カタカタカタカタ ちんからばったん ベルフラワーの建物からは音があふれ出すようになった。
特別な役割を持たない男達も 農作業の合間を縫って 女性や子供達に代わって 機織りやミシンふみを手伝うようになった。
「ミシンで 細かい模様が縫えるほど腕をあげて、来年のワッペンの刺繍はミシンを使ってやる!」ポロンとアシカは宣言した。

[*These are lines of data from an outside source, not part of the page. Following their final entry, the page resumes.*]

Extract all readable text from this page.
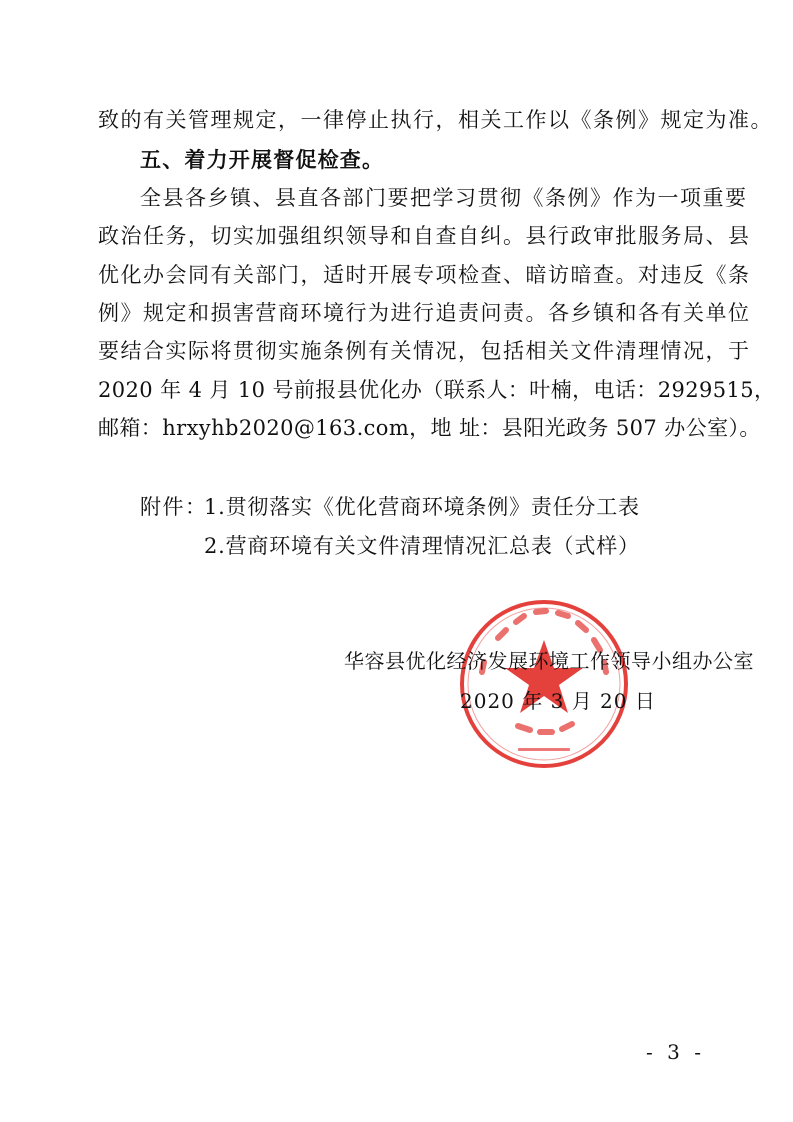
致的有关管理规定，一律停止执行，相关工作以《条例》规定为准。
五、着力开展督促检查。
全县各乡镇、县直各部门要把学习贯彻《条例》作为一项重要
政治任务，切实加强组织领导和自查自纠。县行政审批服务局、县
优化办会同有关部门，适时开展专项检查、暗访暗查。对违反《条
例》规定和损害营商环境行为进行追责问责。各乡镇和各有关单位
要结合实际将贯彻实施条例有关情况，包括相关文件清理情况，于
2020 年 4 月 10 号前报县优化办（联系人：叶楠，电话：2929515，
邮箱：hrxyhb2020@163.com，地 址：县阳光政务 507 办公室）。
附件：
1.贯彻落实《优化营商环境条例》责任分工表
2.营商环境有关文件清理情况汇总表（式样）
华容县优化经济发展环境工作领导小组办公室
2020 年 3 月 20 日
- 3 -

・タッキーは ダレンについて 靴づくりを学び始めた。
・ドーリは材料を持って月光の地へとドラちゃんに送ってもらい、
サイラスに靴づくりを手ほどきしながら ムギとミル―の靴を作り
サイラスは自分の靴とドーリの靴を作った。
・ドラは再び捌いた牛1頭を運搬料としてもらった。
今回は 抜いた血だけその場で飲んで、残りは修道院へ持ち帰った。
メリーは 運ばれてきた食材を もつ鍋と焼肉&丸焼きにした。
肉の部分は、人間各自1食分づつは焼肉として分けてもらい
残りは丸焼きにしてドラちゃんの食事に。
もつ鍋は 大半をドラちゃんが食べ 人間達は各自1食分を分けてもらった。
人間の取り分は もちろん月光の地にも送られた。
「やっぱり牛はうまい!
しかし運送料が高くなったので ドラゴンタクシーを気軽に使えなくなったなぁ」ムギの実感であった。

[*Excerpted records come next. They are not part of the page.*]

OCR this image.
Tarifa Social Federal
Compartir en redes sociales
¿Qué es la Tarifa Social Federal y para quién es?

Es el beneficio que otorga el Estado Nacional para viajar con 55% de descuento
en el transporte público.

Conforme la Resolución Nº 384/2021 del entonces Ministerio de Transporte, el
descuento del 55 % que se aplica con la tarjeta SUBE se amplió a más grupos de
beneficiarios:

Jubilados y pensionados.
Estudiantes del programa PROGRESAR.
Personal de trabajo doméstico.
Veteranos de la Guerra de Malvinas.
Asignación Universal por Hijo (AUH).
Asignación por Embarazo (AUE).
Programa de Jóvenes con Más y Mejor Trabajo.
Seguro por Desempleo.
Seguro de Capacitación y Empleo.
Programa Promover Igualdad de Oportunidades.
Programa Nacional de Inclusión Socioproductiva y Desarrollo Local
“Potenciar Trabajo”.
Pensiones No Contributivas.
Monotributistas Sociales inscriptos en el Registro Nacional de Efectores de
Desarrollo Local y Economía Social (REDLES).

「最初のうち 気軽に無料でタクシー利用できたことの方が 驚異なんだよ」サイラス
実は ドラちゃんは ドーリが靴づくりの為に月光の地に滞在している間に
湯気の地の様子を見に行ったり(リンの依頼)、フェンの忠告に従って さらに東や南へと偵察してまわりながら魔獣狩りをして自分の食料確保をしていた。
今までのようにとんぼ返りで 送りと迎えの2往復するのではなくて、目的地と修道院との往復は1回に限り、往路と復路の待ち時間を利用して、自分の栄養と食事量の確保に努めたのである。

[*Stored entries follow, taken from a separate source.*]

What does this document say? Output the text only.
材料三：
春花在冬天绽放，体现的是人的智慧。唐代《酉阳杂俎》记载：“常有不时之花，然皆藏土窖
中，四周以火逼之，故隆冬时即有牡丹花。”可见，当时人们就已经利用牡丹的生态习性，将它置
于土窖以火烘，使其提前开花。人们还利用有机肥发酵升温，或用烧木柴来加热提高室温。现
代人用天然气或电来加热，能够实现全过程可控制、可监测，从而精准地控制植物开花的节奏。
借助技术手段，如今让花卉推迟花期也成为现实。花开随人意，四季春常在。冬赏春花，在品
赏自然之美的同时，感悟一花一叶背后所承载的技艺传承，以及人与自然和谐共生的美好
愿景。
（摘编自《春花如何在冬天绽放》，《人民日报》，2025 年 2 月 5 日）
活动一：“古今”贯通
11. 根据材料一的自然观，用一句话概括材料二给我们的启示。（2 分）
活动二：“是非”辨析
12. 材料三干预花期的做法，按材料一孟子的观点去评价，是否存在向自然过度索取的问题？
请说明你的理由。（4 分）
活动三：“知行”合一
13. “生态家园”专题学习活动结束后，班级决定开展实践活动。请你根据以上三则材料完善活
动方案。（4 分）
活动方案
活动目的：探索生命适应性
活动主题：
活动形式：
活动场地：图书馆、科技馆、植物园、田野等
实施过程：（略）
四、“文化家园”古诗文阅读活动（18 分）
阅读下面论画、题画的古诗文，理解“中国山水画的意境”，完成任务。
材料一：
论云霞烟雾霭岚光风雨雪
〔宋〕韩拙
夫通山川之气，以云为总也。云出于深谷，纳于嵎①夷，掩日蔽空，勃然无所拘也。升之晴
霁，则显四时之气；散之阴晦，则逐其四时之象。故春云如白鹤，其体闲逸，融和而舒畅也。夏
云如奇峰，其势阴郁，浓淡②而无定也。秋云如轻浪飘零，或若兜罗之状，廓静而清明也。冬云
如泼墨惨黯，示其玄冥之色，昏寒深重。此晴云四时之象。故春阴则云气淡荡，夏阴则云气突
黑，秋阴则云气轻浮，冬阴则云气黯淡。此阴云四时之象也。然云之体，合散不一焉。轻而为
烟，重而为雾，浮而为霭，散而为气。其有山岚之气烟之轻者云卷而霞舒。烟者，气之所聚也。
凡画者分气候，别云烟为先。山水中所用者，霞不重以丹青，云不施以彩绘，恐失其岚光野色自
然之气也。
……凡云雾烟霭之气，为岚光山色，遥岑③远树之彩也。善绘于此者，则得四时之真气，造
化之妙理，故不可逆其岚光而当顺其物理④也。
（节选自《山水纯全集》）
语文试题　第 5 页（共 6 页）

ベルフラワー周辺の魔物を狩り尽くして狩りができなくなったうえ、リンのいる修道院を頻繁に離れることもためらわれるので こういう方法を取らざるを得なくなったのである。
しかも 人間が調理する食事に馴染んですっかりグルメになってしまったドラゴンとしては、運搬料としてもらった家畜は 人間におすそ分けする代わりに調理してもらうことに決めたのだ。